Force my heroku app to use SSL (https)

Question

I have a node app running successfully on Heroku. I have purchased an Expedited SSL certificate and it all works fine. I go to https... and get a full \'green bar\' proving

Answer 1

I just use the "Always use HTTPS"-Feature from Cloudflare for that. Just follow these steps:

1. Sign Up on Cloudflare if you haven't already

2. Add your site example.com

3. Select a plan. (Free plan is enough for that)

4. Review your DNS records. Cloudflare tries to automatically detect the records if you have already some entries at Namecheap for example. Whats important is that you leave at least the Type A record with the IPv4 address and also the CNAME Type where the Content is the DNS Target from the Domain Name in the Heroku Settings of your App. See also the screenshot

5. You need to point Cloudflare's nameservers to activate your site successfully otherwise Cloudflare is unable to manage your DNS and optimize your site. Remove existing nameservers and then replace them with Cloudflare's nameservers. They will show you also the instructions on a page (Could take up to 48h until your site is active, but in my experience it took only 15mins). See the screenshot with Namecheap as example:

6. Go to the SSL/TLS Section and under the section Edge Certificates enable the "Always Use HTTPS"-Feature. Now all requests with scheme "http" should be redirected to "https"

Bonus 1: To forward also requests without the scheme or www for example if the user enters just example.com or www.example.com just create a page rule to forward these requests to your secured url. For that go to the section "Page Rules" and hit the "Create Page Rule"-Button. Enter the url which should match and add the Setting Forwarding URL with the status code 301 - Permanent Redirect. Enter also the destination url as follows with $1 at the end to make it work correctly. Hit "Save and Deploy" and you're ready to go. For more details check the section "Advanced forwarding options" here (Keep in mind that you may need to clear your cache to see the changes). See the screenshot:

Bonus 2: You bought another domain and just want to redirect this to your secured main domain. For example you bought fiveexample.com and 5example.com and you want to redirect 5example.com always to https://www.fiveexample.com no matter what the user enters regarding 5example.com e.g. www.5example.com, http://5example.com and even https://www.5example.com even if your second domain has no ssl.
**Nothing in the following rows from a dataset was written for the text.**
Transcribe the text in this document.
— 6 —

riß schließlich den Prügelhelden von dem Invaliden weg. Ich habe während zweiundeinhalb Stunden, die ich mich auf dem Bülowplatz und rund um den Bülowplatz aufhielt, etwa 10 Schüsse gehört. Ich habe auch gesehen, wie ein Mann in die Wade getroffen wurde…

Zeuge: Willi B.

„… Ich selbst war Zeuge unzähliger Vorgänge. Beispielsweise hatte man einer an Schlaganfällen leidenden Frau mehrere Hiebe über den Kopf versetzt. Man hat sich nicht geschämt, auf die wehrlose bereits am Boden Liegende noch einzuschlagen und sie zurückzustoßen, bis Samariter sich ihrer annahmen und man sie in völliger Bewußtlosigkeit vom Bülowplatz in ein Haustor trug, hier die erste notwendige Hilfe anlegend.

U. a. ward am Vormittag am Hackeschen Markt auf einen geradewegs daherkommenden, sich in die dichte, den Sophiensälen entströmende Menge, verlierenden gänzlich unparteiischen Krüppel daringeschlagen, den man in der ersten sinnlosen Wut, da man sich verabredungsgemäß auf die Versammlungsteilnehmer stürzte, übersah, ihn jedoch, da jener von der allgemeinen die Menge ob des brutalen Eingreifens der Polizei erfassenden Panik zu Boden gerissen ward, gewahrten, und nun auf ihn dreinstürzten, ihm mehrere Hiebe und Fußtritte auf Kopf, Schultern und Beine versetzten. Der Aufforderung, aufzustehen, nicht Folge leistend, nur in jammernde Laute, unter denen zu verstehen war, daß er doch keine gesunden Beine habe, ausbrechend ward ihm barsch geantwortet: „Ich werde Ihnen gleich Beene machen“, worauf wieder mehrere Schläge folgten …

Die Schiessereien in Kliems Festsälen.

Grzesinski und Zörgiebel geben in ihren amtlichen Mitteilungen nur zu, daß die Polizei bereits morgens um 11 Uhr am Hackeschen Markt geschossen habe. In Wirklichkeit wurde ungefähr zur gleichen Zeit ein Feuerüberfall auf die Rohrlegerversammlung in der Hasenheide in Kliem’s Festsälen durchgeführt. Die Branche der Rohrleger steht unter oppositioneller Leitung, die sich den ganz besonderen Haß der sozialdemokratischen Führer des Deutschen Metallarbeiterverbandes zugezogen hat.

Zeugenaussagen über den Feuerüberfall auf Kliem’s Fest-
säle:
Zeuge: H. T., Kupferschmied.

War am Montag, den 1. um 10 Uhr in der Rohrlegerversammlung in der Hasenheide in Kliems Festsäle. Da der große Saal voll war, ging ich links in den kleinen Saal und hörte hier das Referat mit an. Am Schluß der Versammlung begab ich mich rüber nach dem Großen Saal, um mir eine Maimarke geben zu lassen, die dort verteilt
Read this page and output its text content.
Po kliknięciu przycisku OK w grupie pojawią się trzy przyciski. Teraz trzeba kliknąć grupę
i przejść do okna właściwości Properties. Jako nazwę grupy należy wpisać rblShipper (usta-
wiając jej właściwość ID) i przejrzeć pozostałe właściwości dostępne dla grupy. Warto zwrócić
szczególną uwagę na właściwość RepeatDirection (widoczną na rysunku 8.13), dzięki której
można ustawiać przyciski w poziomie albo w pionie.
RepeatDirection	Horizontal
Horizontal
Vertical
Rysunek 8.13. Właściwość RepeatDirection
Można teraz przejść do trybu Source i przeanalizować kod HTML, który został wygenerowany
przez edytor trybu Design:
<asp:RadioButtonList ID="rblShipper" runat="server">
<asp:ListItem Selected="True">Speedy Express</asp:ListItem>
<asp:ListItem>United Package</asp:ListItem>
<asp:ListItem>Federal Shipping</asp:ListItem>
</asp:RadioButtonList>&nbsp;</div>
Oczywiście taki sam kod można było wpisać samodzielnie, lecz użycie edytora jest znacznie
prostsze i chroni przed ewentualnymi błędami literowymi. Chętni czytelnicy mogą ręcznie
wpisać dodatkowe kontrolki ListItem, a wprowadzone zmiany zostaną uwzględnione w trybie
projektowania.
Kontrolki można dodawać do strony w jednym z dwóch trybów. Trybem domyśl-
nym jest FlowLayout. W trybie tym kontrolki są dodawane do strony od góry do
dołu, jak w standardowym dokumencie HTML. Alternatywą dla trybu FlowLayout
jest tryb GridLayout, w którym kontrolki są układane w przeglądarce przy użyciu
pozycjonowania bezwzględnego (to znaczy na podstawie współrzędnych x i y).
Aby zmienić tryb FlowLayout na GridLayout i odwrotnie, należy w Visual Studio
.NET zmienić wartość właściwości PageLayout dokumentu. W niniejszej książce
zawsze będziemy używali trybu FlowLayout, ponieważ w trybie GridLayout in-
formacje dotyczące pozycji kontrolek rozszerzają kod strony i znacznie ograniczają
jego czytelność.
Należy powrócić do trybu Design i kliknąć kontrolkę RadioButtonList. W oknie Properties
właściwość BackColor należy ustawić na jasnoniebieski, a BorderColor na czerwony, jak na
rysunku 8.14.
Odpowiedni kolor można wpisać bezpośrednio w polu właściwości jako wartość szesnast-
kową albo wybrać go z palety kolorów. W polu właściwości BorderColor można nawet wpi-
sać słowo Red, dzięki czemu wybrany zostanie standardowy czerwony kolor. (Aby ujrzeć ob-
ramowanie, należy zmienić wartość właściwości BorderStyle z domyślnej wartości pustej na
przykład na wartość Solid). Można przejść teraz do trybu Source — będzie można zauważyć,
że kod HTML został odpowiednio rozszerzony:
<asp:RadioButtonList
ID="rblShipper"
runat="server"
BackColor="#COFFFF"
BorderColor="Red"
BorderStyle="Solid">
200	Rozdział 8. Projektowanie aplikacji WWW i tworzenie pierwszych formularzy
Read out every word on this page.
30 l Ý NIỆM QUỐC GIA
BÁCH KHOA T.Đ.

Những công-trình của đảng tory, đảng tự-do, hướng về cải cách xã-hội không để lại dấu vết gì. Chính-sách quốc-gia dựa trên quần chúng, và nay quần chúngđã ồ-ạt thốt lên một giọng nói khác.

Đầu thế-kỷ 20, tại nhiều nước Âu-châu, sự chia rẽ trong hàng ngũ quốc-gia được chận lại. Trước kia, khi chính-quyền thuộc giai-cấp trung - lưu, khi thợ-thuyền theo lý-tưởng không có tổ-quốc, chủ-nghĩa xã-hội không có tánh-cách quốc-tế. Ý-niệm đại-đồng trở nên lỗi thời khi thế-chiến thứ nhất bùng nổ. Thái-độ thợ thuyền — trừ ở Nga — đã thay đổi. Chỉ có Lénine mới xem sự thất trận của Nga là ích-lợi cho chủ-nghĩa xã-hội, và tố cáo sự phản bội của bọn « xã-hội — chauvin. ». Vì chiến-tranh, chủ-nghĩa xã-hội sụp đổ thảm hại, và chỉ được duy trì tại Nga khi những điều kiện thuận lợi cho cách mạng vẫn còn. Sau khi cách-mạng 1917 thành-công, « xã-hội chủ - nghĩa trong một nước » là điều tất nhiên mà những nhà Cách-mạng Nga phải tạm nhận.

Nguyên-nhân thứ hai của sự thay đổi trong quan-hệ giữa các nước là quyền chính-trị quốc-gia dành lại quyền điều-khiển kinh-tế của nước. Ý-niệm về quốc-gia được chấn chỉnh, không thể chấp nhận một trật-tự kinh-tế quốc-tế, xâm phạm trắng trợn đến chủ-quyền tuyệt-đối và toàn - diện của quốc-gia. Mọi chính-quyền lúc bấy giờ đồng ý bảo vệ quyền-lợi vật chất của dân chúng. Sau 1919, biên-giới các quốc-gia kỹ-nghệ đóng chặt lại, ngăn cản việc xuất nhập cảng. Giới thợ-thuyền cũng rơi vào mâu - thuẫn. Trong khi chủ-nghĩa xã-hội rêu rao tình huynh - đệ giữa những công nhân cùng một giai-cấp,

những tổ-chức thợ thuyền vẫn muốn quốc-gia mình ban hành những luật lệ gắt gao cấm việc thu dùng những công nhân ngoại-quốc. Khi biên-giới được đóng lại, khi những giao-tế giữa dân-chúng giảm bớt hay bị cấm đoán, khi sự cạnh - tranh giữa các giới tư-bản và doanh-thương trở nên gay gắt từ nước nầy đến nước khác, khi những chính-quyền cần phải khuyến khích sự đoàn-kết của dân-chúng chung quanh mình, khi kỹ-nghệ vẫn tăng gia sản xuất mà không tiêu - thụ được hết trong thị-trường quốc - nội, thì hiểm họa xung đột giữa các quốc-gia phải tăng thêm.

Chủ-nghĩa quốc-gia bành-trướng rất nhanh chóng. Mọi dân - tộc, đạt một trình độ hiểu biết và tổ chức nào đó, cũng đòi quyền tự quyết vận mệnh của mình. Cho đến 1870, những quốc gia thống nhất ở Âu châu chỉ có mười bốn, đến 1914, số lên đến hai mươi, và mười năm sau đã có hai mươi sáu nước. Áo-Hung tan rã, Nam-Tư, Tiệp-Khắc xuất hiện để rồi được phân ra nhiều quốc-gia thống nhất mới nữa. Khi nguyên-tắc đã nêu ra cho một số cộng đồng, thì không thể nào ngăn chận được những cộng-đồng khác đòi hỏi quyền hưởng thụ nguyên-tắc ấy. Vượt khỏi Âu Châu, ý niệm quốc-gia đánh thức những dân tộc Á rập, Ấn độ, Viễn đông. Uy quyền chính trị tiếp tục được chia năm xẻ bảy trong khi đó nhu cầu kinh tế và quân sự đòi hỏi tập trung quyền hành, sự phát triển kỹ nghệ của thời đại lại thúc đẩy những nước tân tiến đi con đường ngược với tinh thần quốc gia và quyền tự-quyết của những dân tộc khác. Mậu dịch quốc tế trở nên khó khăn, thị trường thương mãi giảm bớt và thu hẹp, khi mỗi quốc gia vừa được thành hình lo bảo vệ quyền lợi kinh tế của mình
Cloudflares page rules are also here a solution. Just follow the steps 1-5 (but at step 4 you don't need the heroku dns target) for your second domain. After you followed the steps to support all forwardings add these three page rules for your second domain. Works also perfectly for .app domains (Keep in mind that you may need to clear your cache to see the changes). See screenshot

Answer 2

If you are developing a creat-react-app and happened to use create-react-app-buildpack to deploy to Heroku (I'm lazy...)

You can specify the following in your static.json file

{
  "https_only": true
}

https://github.com/mars/create-react-app-buildpack#user-content-https-only

Answer 3

This is how we redirect http to https on Heroku ( we have more than 100 domains pointing to the same site and some are not on SSL hence the domains are also tested in this case. If you don't need that just don't include the domain lines ) :

# Determine if http/https (when behind Heroku proxy it uses X-Forwarded-Proto header to detect)
RewriteCond %{HTTP:X-Forwarded-Proto} !https
RewriteRule ^(.*)$ - [env=proto:http]
RewriteCond %{HTTP:X-Forwarded-Proto} =https [OR]
RewriteCond %{HTTPS} =on [OR]
RewriteCond %{HTTP_HOST} ^www\.exampledomain\.com$ [NC,OR]
RewriteCond %{HTTP_HOST} ^www\.otherdomain\.com$ [NC,OR]
RewriteCond %{HTTP_HOST} ^(.*)?.herokuapp.com$ [NC]
RewriteRule ^(.*)$ - [env=proto:https]

There may be room for improvement on this but its been working great for us.

We have a LOT more lines after this block that redirects in other ways so we don't use the L flag at this point.